RSIn-Dataset: An UAV-Based Insulator Detection Aerial Images Dataset and Benchmark
Round 1
Reviewer 1 Report
This paper reports an insulator detection dataset and benchmark, and proposed an improved YoloV4 network for insulator detection. The research topic is hot. The proposed method uses lightweight feature extraction network and employs Focal loss to address the imbalance between samples. The experiments show the excellent performances of the proposed method on the constructed dataset, and demonstrate the superiority over other models. However, there are still some concerns required to be carefully addressed.
1. The description of the introduction is not concise enough, some expressions are not clear enough, and some grammatical representations should be revised.
2. The visual display of experimental results is not clear. The difference between different algorithms cannot be clearly distinguished, and the image scene displayed at present has a high similarity, so it is suggested to increase the comparison of detection effects in different types of scenes
3. The paper has some formatting problems, please check carefully.
4. The authors lack an analysis of the failure or poor performance on the proposed method. It is suggested to add some analysis and explanations for future research directions.
Author Response
Dear reviewer,
Thank you for reading our manuscript carefully. We appreciate the time and effort that you have dedicated to provide your valuable feedback on my manuscript. We have been able to incorporate changes to reflect your advice. As for the specific response, please see the attachment.
Author Response File: Author Response.pdf
Reviewer 2 Report
Dear Authors
Authors of the manuscript raised an important and hot topic in RSIn-Dataset - UAVs studies. There is a high need to estimate and construct a dataset (RSIn-Dataset) for insulator detection in the electric power patrol scene using techniques especially non-destructive techniques. The non-destructive techniques are important to study surface and subsurface processes, as well as better recognition of factors controlling landscapes may lead to develop efficient control measures.
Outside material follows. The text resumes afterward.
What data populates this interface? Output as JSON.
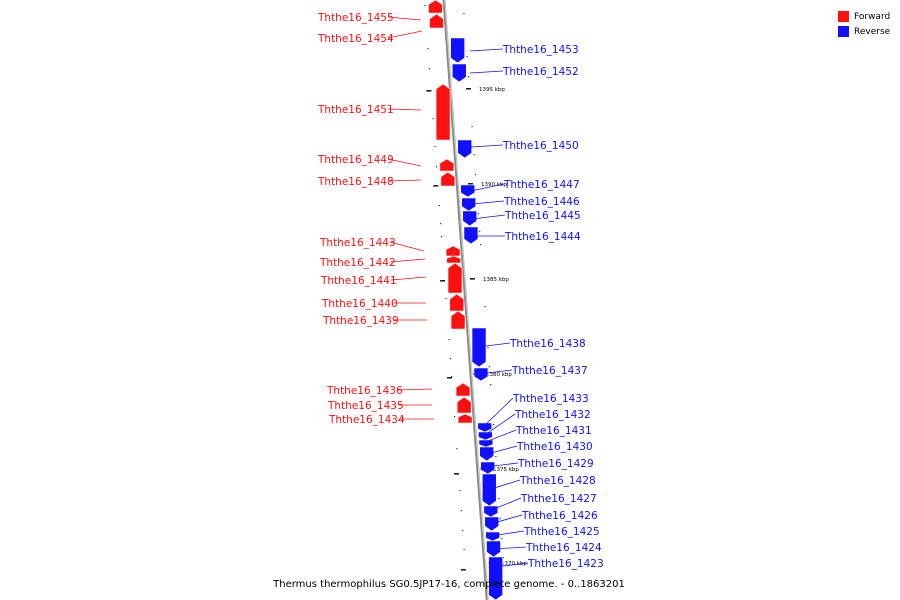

Although, I have several doubts concerning this manuscript which in details are given in the attached pdf file.
Comments for author File: Comments.pdf
Author Response
Dear reviewer,
Thank you for reading our manuscript carefully. We appreciate the time and effort that you have dedicated to provide your valuable feedback on my manuscript. We have been able to incorporate changes to reflect your advice. As for the specific response, please see the attachment.
Author Response File: Author Response.pdf
Reviewer 3 Report
This research article constructed a novel insulator detection dataset for electric power lines and compared the data sets with several known detection CNN based method. To improve the quality of the paper, the authors need to consider the following comments for the revision.
Major comments:
1. It is suggested that the author revises English writing.
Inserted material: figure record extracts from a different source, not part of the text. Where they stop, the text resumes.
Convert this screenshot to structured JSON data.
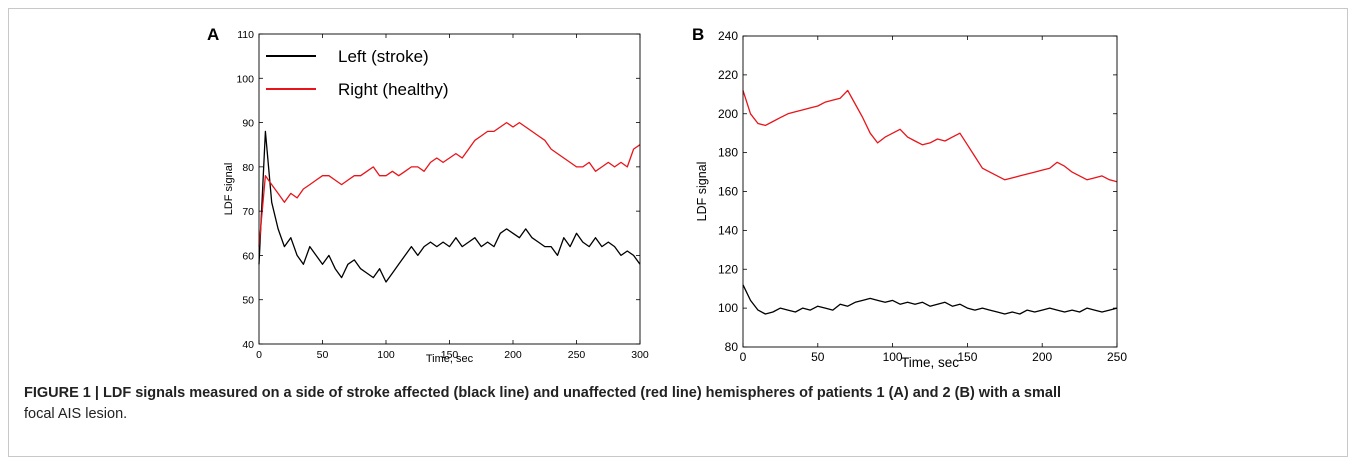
{
  "caption": {
    "bold": "FIGURE 1 | LDF signals measured on a side of stroke affected (black line) and unaffected (red line) hemispheres of patients 1 (A)  and 2 (B) with a small",
    "rest": "focal AIS lesion."
  },
  "chart_data": [
    {
      "type": "line",
      "panel_label": "A",
      "title": "",
      "xlabel": "Time, sec",
      "ylabel": "LDF signal",
      "xlim": [
        0,
        300
      ],
      "ylim": [
        40,
        110
      ],
      "xticks": [
        0,
        50,
        100,
        150,
        200,
        250,
        300
      ],
      "yticks": [
        40,
        50,
        60,
        70,
        80,
        90,
        100,
        110
      ],
      "grid": false,
      "legend_position": "top-left",
      "series": [
        {
          "name": "Left (stroke)",
          "color": "#000000",
          "x": [
            0,
            5,
            10,
            15,
            20,
            25,
            30,
            35,
            40,
            45,
            50,
            55,
            60,
            65,
            70,
            75,
            80,
            85,
            90,
            95,
            100,
            105,
            110,
            115,
            120,
            125,
            130,
            135,
            140,
            145,
            150,
            155,
            160,
            165,
            170,
            175,
            180,
            185,
            190,
            195,
            200,
            205,
            210,
            215,
            220,
            225,
            230,
            235,
            240,
            245,
            250,
            255,
            260,
            265,
            270,
            275,
            280,
            285,
            290,
            295,
            300
          ],
          "values": [
            58,
            88,
            72,
            66,
            62,
            64,
            60,
            58,
            62,
            60,
            58,
            60,
            57,
            55,
            58,
            59,
            57,
            56,
            55,
            57,
            54,
            56,
            58,
            60,
            62,
            60,
            62,
            63,
            62,
            63,
            62,
            64,
            62,
            63,
            64,
            62,
            63,
            62,
            65,
            66,
            65,
            64,
            66,
            64,
            63,
            62,
            62,
            60,
            64,
            62,
            65,
            63,
            62,
            64,
            62,
            63,
            62,
            60,
            61,
            60,
            58
          ]
        },
        {
          "name": "Right (healthy)",
          "color": "#e8141a",
          "x": [
            0,
            5,
            10,
            15,
            20,
            25,
            30,
            35,
            40,
            45,
            50,
            55,
            60,
            65,
            70,
            75,
            80,
            85,
            90,
            95,
            100,
            105,
            110,
            115,
            120,
            125,
            130,
            135,
            140,
            145,
            150,
            155,
            160,
            165,
            170,
            175,
            180,
            185,
            190,
            195,
            200,
            205,
            210,
            215,
            220,
            225,
            230,
            235,
            240,
            245,
            250,
            255,
            260,
            265,
            270,
            275,
            280,
            285,
            290,
            295,
            300
          ],
          "values": [
            62,
            78,
            76,
            74,
            72,
            74,
            73,
            75,
            76,
            77,
            78,
            78,
            77,
            76,
            77,
            78,
            78,
            79,
            80,
            78,
            78,
            79,
            78,
            79,
            80,
            80,
            79,
            81,
            82,
            81,
            82,
            83,
            82,
            84,
            86,
            87,
            88,
            88,
            89,
            90,
            89,
            90,
            89,
            88,
            87,
            86,
            84,
            83,
            82,
            81,
            80,
            80,
            81,
            79,
            80,
            81,
            80,
            81,
            80,
            84,
            85
          ]
        }
      ]
    },
    {
      "type": "line",
      "panel_label": "B",
      "title": "",
      "xlabel": "Time, sec",
      "ylabel": "LDF signal",
      "xlim": [
        0,
        250
      ],
      "ylim": [
        80,
        240
      ],
      "xticks": [
        0,
        50,
        100,
        150,
        200,
        250
      ],
      "yticks": [
        80,
        100,
        120,
        140,
        160,
        180,
        200,
        220,
        240
      ],
      "grid": false,
      "series": [
        {
          "color": "#000000",
          "x": [
            0,
            5,
            10,
            15,
            20,
            25,
            30,
            35,
            40,
            45,
            50,
            55,
            60,
            65,
            70,
            75,
            80,
            85,
            90,
            95,
            100,
            105,
            110,
            115,
            120,
            125,
            130,
            135,
            140,
            145,
            150,
            155,
            160,
            165,
            170,
            175,
            180,
            185,
            190,
            195,
            200,
            205,
            210,
            215,
            220,
            225,
            230,
            235,
            240,
            245,
            250
          ],
          "values": [
            112,
            104,
            99,
            97,
            98,
            100,
            99,
            98,
            100,
            99,
            101,
            100,
            99,
            102,
            101,
            103,
            104,
            105,
            104,
            103,
            104,
            102,
            103,
            102,
            103,
            101,
            102,
            103,
            101,
            102,
            100,
            99,
            100,
            99,
            98,
            97,
            98,
            97,
            99,
            98,
            99,
            100,
            99,
            98,
            99,
            98,
            100,
            99,
            98,
            99,
            100
          ]
        },
        {
          "color": "#e8141a",
          "x": [
            0,
            5,
            10,
            15,
            20,
            25,
            30,
            35,
            40,
            45,
            50,
            55,
            60,
            65,
            70,
            75,
            80,
            85,
            90,
            95,
            100,
            105,
            110,
            115,
            120,
            125,
            130,
            135,
            140,
            145,
            150,
            155,
            160,
            165,
            170,
            175,
            180,
            185,
            190,
            195,
            200,
            205,
            210,
            215,
            220,
            225,
            230,
            235,
            240,
            245,
            250
          ],
          "values": [
            212,
            200,
            195,
            194,
            196,
            198,
            200,
            201,
            202,
            203,
            204,
            206,
            207,
            208,
            212,
            205,
            198,
            190,
            185,
            188,
            190,
            192,
            188,
            186,
            184,
            185,
            187,
            186,
            188,
            190,
            184,
            178,
            172,
            170,
            168,
            166,
            167,
            168,
            169,
            170,
            171,
            172,
            175,
            173,
            170,
            168,
            166,
            167,
            168,
            166,
            165
          ]
        }
      ]
    }
  ]
}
2. In abstract, it is advised to add some major findings from the review and some key drawbacks/scope remain for further study.
3. In materials and method, please add drone and camera specifications (in table or description). And what is the height or distance the data (image) were acquired. Is it random? If it is, then why? Figure 3 shows only closed view images, are all the dataset images similar? Then what are the effect of the detection methods on closed view insulator images and far distance view images? As one of the objective was to dataset development, author needs to focus on this issue.
4. Line 180-181, 1887 images and 3286 targets. What is targets? Insulator or angle of view? Also, image resolution ranging from 1152×864 to 7360×4912. Why the resolution changes? Is it for the data mix-up or different resolution of cameras?
5. Line 179, “we preprocess some images…” What kind of preprocessing was used?
6. A more detailed descriptions of “Baseline Methods” is recommended.
7. Section 5.1 should go to the materials and method section (after section 4.2.2). Also Lines 328-342, in section 5, should be described in materials and method (after section 4.2.2).
8. In results section, need to show some comparison with the similar study with the proposed algorithm.
9. Is there any issue with the background during the detection? Author did not discuss about this issue. How background affect/or not in different method?
10. Conclusion looks very simple. Needed to be written with major finding of this article with drawbacks of the current method.
Author Response
Dear reviewer,
Thank you for reading our manuscript carefully. We appreciate the time and effort that you have dedicated to provide your valuable feedback on my manuscript. We have been able to incorporate changes to reflect your advice. As for the specific response, please see the attachment.
Author Response File: Author Response.pdf
Round 2
Reviewer 2 Report
Dear authors,
The effort to meet the demands requested by the reviewer is notable. The grammar has been modified and improved, meeting the standards required for publication in English. Also, the discussion section are extensively improved. the flowcharts and the references are added well. So, most of my questions were addressed and I have no doubts about the methods used in the study.